MY three-year-old sometimes flings out her arm at strangers and shouts rudely.

Leading by example

She generally does it when she’s tired, or after a ‘row’ with another child, but it never fails to embarrass me.

In a situation like this, I’m told parental modelling of good behaviour is the way to go so, one afternoon in the supermarket — with my daughter in full arm-swinging-shouting mode — I smile cheerily and say ‘hi’ to perfect strangers. It works — soon my toddler is charming everyone in the aisles with her friendly good manners.

I congratulate myself — until we get to the exit. She spies a tiny peer in a toy tractor and — with vigorous aplomb — out comes the arm, out comes the shout. But I’m still a dogged devotee of modelling the behaviour you want.

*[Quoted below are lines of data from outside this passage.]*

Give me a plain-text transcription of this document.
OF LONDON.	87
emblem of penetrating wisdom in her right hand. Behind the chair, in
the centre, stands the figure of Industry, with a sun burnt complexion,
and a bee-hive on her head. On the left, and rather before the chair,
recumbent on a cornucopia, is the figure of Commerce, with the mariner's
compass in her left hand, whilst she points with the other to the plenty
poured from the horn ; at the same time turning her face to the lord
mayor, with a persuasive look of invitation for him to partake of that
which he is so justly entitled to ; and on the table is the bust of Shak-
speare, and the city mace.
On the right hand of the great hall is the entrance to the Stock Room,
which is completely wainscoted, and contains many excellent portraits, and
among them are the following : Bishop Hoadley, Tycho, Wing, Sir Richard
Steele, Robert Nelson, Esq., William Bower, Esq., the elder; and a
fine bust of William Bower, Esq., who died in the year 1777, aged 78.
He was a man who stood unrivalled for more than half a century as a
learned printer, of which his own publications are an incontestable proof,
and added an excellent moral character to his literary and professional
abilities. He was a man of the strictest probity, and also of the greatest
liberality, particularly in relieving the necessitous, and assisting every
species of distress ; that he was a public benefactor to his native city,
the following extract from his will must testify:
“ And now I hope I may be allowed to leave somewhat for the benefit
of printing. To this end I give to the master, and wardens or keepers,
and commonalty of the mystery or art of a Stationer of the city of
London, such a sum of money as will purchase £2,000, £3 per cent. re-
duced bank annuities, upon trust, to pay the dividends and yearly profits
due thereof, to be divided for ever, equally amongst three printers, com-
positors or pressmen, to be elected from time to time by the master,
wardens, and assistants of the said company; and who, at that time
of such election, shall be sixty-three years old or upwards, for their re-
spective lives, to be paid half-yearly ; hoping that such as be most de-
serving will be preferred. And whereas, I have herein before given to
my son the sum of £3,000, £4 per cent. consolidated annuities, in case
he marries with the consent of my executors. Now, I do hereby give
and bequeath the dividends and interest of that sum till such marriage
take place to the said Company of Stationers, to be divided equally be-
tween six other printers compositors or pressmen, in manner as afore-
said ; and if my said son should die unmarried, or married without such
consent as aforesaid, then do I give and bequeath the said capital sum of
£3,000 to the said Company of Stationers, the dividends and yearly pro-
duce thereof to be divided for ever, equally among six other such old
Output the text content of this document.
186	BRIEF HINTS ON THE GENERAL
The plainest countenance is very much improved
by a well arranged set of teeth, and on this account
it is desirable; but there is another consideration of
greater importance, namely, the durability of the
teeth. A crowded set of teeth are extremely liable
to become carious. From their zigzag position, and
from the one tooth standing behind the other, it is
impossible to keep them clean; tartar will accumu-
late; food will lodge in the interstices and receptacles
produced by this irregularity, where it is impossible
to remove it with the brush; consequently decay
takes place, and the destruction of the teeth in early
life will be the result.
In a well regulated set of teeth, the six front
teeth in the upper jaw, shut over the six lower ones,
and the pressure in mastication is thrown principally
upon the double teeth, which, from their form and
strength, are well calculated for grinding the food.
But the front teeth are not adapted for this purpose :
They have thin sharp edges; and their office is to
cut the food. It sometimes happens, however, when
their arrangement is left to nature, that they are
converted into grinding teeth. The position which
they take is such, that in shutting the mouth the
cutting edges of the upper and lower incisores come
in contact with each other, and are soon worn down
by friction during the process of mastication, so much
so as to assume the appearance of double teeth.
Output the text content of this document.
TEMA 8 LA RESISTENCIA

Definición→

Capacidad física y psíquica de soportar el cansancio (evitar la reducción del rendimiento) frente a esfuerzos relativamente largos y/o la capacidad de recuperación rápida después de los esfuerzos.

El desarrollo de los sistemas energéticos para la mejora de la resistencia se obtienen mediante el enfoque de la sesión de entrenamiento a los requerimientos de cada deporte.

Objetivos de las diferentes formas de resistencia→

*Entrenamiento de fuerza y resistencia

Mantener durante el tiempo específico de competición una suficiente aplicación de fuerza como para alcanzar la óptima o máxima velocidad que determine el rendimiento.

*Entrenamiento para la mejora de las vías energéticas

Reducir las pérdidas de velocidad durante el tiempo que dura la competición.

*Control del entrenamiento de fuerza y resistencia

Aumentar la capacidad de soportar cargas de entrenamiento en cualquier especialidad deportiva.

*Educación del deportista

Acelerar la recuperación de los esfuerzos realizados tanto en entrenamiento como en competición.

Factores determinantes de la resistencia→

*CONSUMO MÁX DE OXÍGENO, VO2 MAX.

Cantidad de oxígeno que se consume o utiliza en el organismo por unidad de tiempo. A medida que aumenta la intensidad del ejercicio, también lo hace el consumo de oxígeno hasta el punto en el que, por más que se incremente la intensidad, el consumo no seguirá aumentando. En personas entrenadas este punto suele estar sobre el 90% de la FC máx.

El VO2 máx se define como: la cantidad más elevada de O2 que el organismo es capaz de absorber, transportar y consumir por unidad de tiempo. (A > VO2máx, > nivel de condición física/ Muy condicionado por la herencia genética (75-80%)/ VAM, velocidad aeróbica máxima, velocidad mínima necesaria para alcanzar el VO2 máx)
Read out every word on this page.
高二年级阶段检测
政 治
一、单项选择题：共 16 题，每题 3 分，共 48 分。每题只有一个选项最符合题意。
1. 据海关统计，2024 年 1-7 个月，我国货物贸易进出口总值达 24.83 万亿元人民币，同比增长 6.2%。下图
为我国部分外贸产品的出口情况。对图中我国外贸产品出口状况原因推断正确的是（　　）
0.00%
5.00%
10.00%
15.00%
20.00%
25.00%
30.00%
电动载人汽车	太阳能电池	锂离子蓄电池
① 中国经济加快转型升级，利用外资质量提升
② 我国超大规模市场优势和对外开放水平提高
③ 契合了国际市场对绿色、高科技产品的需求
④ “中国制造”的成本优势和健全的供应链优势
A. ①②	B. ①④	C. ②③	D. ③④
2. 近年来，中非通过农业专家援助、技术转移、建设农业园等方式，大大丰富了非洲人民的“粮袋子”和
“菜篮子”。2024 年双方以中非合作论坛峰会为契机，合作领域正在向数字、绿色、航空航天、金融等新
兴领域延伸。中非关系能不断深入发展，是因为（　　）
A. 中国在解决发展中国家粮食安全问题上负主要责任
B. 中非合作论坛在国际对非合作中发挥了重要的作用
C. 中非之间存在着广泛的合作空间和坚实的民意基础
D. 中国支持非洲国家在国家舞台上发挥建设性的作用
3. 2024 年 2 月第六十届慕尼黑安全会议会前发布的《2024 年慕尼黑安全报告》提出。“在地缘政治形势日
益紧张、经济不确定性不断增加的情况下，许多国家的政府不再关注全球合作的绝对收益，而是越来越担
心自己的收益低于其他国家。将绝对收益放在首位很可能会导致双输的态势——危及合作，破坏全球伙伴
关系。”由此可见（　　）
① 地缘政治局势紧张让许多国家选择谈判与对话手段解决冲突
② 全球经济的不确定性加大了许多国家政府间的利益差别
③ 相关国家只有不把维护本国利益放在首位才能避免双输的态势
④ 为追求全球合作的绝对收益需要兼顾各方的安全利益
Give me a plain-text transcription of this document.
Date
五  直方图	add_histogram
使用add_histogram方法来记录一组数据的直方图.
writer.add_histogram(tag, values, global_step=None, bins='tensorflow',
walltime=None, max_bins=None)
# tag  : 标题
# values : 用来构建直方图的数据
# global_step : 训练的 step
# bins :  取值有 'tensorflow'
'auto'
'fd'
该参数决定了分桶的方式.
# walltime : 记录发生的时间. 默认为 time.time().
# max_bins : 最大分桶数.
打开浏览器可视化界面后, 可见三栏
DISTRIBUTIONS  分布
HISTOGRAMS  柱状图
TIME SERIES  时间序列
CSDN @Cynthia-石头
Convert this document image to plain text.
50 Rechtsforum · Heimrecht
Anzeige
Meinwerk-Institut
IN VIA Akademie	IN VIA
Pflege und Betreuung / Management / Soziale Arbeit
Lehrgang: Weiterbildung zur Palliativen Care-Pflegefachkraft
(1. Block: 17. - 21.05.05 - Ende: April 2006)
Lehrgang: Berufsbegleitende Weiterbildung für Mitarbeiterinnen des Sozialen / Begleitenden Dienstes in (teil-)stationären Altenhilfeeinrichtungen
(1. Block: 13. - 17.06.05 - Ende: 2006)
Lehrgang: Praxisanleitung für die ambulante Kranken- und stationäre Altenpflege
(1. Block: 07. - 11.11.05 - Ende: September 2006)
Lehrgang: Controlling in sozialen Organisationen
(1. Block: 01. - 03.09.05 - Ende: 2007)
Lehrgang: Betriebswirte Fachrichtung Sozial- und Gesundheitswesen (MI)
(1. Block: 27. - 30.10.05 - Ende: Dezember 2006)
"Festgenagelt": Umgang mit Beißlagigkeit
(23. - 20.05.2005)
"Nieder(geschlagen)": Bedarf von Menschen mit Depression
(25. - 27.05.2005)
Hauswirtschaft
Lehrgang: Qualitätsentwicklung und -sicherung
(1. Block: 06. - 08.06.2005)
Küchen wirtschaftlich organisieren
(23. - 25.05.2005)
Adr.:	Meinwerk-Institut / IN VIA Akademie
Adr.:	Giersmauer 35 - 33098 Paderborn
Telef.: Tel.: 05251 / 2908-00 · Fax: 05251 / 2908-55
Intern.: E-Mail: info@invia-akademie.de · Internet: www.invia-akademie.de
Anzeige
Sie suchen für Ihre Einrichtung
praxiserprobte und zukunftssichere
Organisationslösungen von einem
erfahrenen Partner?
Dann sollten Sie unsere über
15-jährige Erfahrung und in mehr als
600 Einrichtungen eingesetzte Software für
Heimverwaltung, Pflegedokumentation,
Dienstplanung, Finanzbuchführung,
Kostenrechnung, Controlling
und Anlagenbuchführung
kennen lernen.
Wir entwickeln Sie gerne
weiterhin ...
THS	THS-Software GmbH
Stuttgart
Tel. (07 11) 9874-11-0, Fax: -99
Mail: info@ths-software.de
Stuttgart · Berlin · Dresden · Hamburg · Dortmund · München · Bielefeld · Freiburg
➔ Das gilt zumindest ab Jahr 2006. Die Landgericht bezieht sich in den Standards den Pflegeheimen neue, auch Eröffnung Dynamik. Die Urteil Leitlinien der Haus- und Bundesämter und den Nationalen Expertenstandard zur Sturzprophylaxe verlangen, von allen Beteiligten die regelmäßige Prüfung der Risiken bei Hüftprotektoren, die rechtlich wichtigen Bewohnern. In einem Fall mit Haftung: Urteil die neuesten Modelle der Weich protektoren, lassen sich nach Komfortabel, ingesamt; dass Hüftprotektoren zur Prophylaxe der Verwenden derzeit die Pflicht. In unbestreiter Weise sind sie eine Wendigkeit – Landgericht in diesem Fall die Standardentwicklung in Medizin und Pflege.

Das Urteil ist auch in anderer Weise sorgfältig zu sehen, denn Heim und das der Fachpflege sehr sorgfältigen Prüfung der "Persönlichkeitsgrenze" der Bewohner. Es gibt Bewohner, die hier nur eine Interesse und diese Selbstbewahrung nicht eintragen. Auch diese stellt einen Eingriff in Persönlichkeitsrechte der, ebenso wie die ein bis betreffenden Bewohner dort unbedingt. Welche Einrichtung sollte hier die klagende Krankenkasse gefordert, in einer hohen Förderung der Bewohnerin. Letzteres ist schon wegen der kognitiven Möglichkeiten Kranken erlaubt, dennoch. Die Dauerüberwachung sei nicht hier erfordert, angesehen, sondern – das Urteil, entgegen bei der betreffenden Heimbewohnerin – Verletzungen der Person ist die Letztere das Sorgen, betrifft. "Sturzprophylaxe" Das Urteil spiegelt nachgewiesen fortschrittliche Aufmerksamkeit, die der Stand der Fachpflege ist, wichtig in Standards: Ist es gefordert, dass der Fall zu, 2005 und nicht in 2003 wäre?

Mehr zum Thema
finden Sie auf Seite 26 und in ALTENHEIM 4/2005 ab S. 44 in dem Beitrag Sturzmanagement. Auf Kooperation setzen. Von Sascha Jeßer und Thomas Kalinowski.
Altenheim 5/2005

Parent coach Marian Byrne agrees. When it comes to teaching children good manners, she says the overriding maxim is ‘what you [parent] do speaks so loudly, I [child] can’t hear what you’re saying’. “If you stand on the bus to let someone older sit, if you bump into someone on the street and say sorry — your child is seeing this behaviour being modelled and, subliminally, they pick this up and do it too,” says Byrne.

Some parents allow kids to tweet while at the dinner table, so teaching good manners might seem a tad old-fashioned. But saying ‘please’, ‘thank you’, or allowing others go first, are not just simple niceties. They’re fundamentally important.

“Good manners are ways of acting and interacting with people that are respectful,” says Byrne, who recalls saying ‘pass the salt’ at table, her dad picking it up and looking questioningly at her and she then remembering to say ‘please’. “You then went out in the world and did it naturally.”

When children behave in ways that aren’t mannerly, it helps to note they’re not doing it to be ‘bad or bold’, says Byrne. It’s often out of exuberance or lack of knowledge. So — best not to scold. “If you’re giving out all the time, it becomes a battleground.” For example, if junior interrupts while your friend’s talking, make eye contact and say ‘when Mary’s finished, we’ll listen to your story’. And what of the arm-flinging toddler? “Come down to eye level with her, use her name and create a picture — ‘we keep our hands down by our sides until we get home, imagine your hands stuck to your sides with glue’,” advises Byrne.